For chemists, adding fluoroalkyl groups to molecules is an important way of controlling properties such as the bioactivity of drugs and the performance of plastics and electronic materials. The trifluoromethanide anion, CF3–, has long been the proposed key intermediate in these reactions, but no one has been able to trap the anion—it’s been thought to only pop in and out of existence.
Researchers at the University of Southern California now report capturing and studying a stable trifluoromethanide complex for the first time. The finding brings added clarity to trifluoromethylation reactions and is expected to help guide research and commercial efforts.
“This study not only dispels the myth that the CF3– anion is a fleeting intermediate in nucleophilic trifluoromethylation chemistry, but it also serves as a valuable platform for future mechanistic studies in this exciting research field,” comments organofluorine chemist Ryan Gilmour of the University of Münster, in Germany.

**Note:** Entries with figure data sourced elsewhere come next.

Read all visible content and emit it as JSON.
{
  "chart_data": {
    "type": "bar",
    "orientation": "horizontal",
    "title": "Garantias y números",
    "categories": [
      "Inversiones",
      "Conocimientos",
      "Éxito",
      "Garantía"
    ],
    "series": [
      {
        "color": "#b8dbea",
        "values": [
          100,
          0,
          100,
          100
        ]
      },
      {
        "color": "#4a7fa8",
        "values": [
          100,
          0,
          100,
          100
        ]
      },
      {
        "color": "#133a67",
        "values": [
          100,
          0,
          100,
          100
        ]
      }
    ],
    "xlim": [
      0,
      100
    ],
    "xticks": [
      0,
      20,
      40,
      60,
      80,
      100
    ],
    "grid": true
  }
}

Chemists have suspected that CF3– undergoes fast, reversible defluorination to form difluorocarbene and fluoride as part of its reactivity. But the USC researchers—including G. K. Surya Prakash, Karl O. Christe, and George A. Olah—discovered through thermodynamics calculations that the anion should be persistent at low temperature.
They then determined that the optimal way to stabilize trifluoromethanide would be to pair it with the right metal cation. Potassium topped the list, and the team proceeded to capture the anion in bulk amounts as a potassium crown ether complex and confirmed its existence through low-temperature NMR spectroscopy. The anion remains stable in solution for several days at –78 °C (Angew. Chem. Int. Ed. 2014, DOI: 10.1002/anie.201406505).

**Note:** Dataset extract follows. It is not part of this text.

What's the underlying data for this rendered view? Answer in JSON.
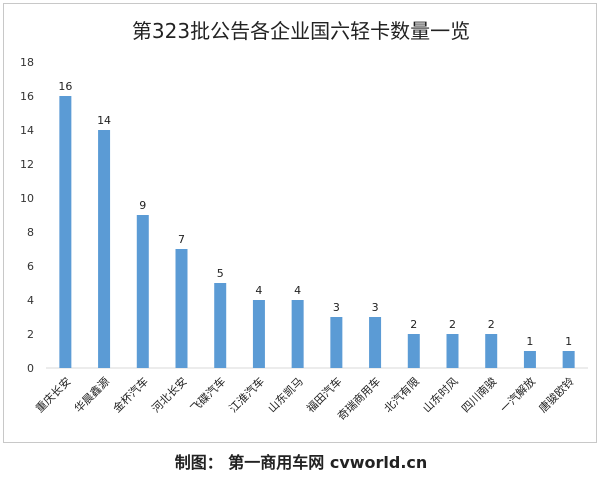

The USC team says the anion’s role in trifluoromethylation reactions is directly evident from the potassium complex’s reactivity with an array of electrophilic reagents. For example, the researchers show that treating the complex with excess CO2 leads to potassium trifluoroacetate. They believe previous failures to isolate the intermediate can be attributed to its low thermal stability, which stems from its highly nucleophilic nature (strong basicity).
“A lot of experts didn’t think this anion could be isolated,” says fluorine chemist Tobias Ritter of Harvard University. “So this discovery teaches us a lot of fundamental knowledge, and it teaches us—once again—that we should not believe all ‘rules’ that spook around in this field.”